Nothing in the legislative history suggests the Legislature desired to expand the jury role in questions of prior convictions or to overrule Wiley. To the contrary, the bill’s express purpose was to reduce significantly the number of jury trials on prior conviction allegations. The final statutory language appears to have been a compromise, limiting the bill’s reach to eliminate jury trials only on the issue of identity and to leave the law otherwise unchanged. The Legislature seemed to want to leave other issues, such as those of Wiley and this case, for judicial decision. Thus, if the former version of section 1025 did not grant a jury trial on these issues—and we conclude it did not—the current version also does not.

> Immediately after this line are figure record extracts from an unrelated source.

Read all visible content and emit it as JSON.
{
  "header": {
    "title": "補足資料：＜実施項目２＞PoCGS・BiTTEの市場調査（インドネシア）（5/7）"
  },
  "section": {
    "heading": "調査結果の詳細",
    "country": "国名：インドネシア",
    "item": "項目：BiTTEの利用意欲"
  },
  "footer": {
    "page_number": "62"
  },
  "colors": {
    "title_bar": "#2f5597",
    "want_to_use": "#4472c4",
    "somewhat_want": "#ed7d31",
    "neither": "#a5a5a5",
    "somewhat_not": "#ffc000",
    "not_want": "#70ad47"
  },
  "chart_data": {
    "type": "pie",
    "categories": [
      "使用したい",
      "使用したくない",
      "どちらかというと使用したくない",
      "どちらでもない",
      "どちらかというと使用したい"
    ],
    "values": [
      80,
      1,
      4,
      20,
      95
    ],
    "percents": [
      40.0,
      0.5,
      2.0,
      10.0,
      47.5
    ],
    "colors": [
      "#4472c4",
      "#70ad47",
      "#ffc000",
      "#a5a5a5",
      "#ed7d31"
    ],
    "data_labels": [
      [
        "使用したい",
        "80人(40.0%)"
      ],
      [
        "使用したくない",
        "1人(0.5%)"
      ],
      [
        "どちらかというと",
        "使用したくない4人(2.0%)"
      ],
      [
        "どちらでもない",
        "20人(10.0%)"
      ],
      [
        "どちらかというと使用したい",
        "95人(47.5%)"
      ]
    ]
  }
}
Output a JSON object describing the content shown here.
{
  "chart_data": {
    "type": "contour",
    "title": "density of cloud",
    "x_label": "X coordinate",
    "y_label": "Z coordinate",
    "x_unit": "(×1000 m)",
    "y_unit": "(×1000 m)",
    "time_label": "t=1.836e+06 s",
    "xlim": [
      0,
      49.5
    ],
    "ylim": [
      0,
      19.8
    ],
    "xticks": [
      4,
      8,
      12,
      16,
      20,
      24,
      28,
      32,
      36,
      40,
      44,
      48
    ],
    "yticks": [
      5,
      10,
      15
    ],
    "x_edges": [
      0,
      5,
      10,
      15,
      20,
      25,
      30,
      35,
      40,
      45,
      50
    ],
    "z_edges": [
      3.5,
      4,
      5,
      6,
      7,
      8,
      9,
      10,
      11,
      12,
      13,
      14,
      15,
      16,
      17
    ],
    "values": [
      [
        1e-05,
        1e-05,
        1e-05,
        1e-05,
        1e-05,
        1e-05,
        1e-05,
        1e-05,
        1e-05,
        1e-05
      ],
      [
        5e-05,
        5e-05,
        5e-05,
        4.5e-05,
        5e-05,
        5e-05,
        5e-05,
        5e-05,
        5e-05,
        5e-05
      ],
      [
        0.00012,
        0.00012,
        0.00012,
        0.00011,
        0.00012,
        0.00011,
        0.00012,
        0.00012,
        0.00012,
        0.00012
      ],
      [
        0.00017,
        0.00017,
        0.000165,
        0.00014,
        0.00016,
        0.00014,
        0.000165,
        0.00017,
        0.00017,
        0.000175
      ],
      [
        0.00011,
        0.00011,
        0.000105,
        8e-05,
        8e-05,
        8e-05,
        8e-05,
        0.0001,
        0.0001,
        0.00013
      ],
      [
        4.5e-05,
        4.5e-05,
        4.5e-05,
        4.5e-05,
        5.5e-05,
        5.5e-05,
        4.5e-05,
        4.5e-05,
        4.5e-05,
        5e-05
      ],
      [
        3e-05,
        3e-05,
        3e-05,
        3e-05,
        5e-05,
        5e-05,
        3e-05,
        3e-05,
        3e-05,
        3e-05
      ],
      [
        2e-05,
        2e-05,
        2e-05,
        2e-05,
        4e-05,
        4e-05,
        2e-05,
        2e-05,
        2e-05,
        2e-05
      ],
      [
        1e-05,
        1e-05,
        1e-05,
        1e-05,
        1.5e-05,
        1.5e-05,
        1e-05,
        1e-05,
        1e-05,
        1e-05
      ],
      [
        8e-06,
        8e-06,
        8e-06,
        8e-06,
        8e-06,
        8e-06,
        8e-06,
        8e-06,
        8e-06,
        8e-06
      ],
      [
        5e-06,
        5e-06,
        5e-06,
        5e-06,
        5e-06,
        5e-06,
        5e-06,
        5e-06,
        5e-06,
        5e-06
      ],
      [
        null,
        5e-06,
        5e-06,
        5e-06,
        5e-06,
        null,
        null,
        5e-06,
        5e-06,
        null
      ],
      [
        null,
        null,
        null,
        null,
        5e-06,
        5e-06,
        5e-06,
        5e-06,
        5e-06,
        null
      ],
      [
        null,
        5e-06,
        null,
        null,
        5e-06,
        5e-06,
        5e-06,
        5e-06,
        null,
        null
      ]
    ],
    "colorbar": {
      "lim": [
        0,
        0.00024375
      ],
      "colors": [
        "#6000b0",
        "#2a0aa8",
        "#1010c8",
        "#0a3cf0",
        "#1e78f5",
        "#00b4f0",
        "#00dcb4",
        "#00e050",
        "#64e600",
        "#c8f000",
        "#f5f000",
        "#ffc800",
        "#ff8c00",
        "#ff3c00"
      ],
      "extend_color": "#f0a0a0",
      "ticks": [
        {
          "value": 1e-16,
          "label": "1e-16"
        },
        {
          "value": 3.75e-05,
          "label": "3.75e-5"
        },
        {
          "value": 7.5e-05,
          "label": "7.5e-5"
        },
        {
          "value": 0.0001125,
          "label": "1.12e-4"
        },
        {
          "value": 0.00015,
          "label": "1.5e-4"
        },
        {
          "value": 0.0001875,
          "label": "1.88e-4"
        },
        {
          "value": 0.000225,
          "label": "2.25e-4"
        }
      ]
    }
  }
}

This leaves the final question of exactly what role the jury does play under section 1025. Perhaps because the final statutory enactment was a compromise, with the Legislature reducing, but not entirely eliminating, the jury’s role, the answer is not readily apparent. The trial court might choose to determine first whether the defendant is the person who suffered the conviction. A determination that the defendant is not that person would clearly end the matter. If, however, as would usually be the case, the court finds the defendant is that person, the jury apparently would then make a determination like the one it made in this case—that the defendant suffered the prior burglary and attempted burglary convictions. The court would, however, instruct the jury to the effect that the defendant is the person whose name appears on the documents admitted to establish the conviction. This procedure would appear to leave the jury little to do except to determine whether *459those documents are authentic and, if so, are sufficient to establish that the convictions the defendant suffered are indeed the ones alleged. Whether this role makes sense is not for us to say. If the Legislature wants to provide a greater, or more precisely defined, role for the jury, or chooses to eliminate the jury altogether as many states have done, it may still do so. In the meantime, we must interpret the amendment to section 1025 as we find it—narrowing but not entirely eliminating the jury’s role.
We affirm the judgment of the Court of Appeal.
George, C. J., Baxter, J. and Brown, J., concurred.